Evo Morales presentó su carta de renuncia ante el Parlamento de Bolivia. (Foto: AFP/Archivo)
Evo Morales presentó su carta de renuncia ante el Parlamento de Bolivia. (Foto: AFP/Archivo)

Estoy de acuerdo con que Evo Morales no debió postular a un cuarto periodo presidencial. Ni a un tercero. Al desconocer el referéndum que rechazó su intento reeleccionista se puso en la orilla opuesta de la democracia que decía defender. Y fue bastante grave que usase su influencia para igual postular con una interpretación forzada, si no ilegal, de la ley, al estilo de Alberto Fujimori. ¿Cuál era la necesidad de estirar tanto la pita cuando su legado era incuestionablemente superior a cualquiera del de sus pares en la región? No hay defecto más autodestructivo para un político y su legado que el de caer en las redes del mesianismo.
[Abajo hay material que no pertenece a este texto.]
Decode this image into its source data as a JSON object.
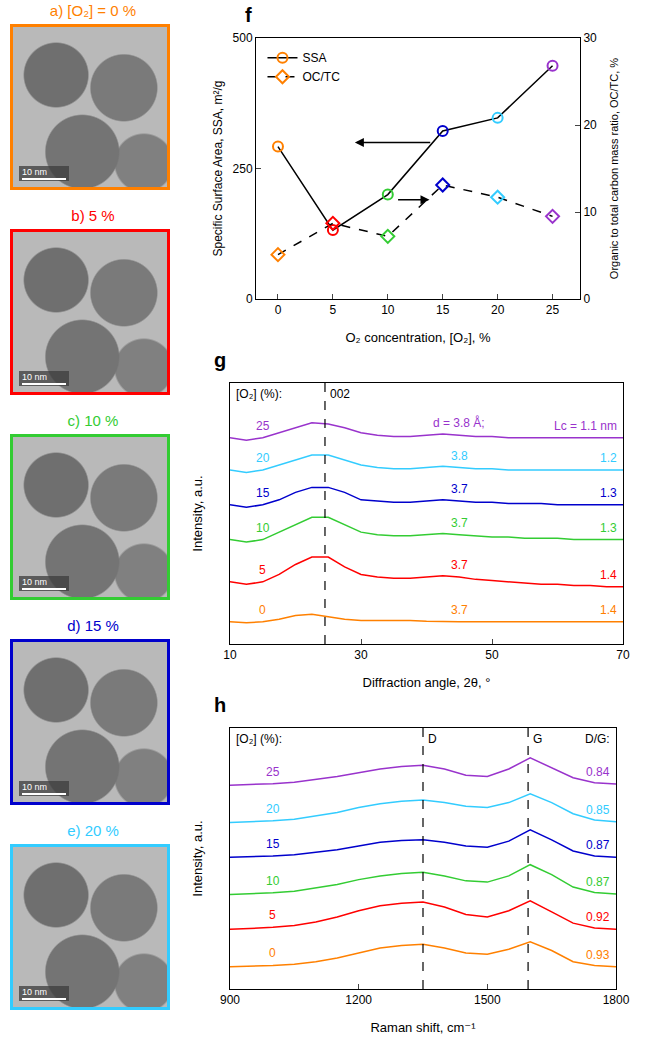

Pero este contexto requiere una capa adicional de análisis. Cuestionar la permanencia de Evo en el poder no elimina que lo que está ocurriendo en Bolivia se asemeja mucho más a una operación militar y policial llevada al extremo fascista que a una victoria democrática o revolución cívica. La OEA propuso nuevas elecciones. Tardíamente y ante la presión, Evo Morales terminó por aceptarlo, poniendo en marcha el proceso de transición, pero la oposición, con apoyo de las Fuerzas Armadas y la Policía, pateó el tablero. Si eso no es un golpe tradicional latinoamericano, ¿qué es?
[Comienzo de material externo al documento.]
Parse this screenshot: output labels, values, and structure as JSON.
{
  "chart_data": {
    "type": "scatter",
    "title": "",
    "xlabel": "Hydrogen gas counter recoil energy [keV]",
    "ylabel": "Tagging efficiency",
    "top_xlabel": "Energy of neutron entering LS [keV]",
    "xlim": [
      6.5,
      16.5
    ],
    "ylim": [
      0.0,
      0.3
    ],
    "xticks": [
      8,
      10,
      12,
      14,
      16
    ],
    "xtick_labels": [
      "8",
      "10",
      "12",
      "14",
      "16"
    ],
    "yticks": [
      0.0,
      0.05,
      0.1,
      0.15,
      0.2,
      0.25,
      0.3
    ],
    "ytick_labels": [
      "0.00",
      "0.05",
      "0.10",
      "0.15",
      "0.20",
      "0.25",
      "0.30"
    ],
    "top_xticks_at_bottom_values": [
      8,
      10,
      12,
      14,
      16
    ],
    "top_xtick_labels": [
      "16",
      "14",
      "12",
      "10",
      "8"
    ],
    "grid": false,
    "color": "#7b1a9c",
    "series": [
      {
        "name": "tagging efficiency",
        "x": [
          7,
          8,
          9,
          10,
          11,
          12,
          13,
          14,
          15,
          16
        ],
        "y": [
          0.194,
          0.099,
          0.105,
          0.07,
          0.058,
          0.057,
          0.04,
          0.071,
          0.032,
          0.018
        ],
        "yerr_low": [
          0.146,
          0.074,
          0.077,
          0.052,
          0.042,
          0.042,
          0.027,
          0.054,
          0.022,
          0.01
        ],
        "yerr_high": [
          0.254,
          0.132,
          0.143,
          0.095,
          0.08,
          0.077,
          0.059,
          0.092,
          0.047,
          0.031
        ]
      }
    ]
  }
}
Las brechas ideológicas no deberían llevarnos a justificar lo que está ocurriendo en el país vecino: la oposición ha tomado el poder agitando la biblia en una mano y un arma en la otra. “La Pachamama nunca volverá al Palacio. Bolivia es de Cristo”, dijo Fernando Camacho, el “Bolsonaro boliviano”, que, sin haber participado en una elección, ya estaba en Palacio Quemado para anunciar ese futuro aterrador.

Evo Morales termina mal, pero el fundamentalismo, clasismo y racismo que han entrado con fuerza no se ven mejor. Nada que celebrar.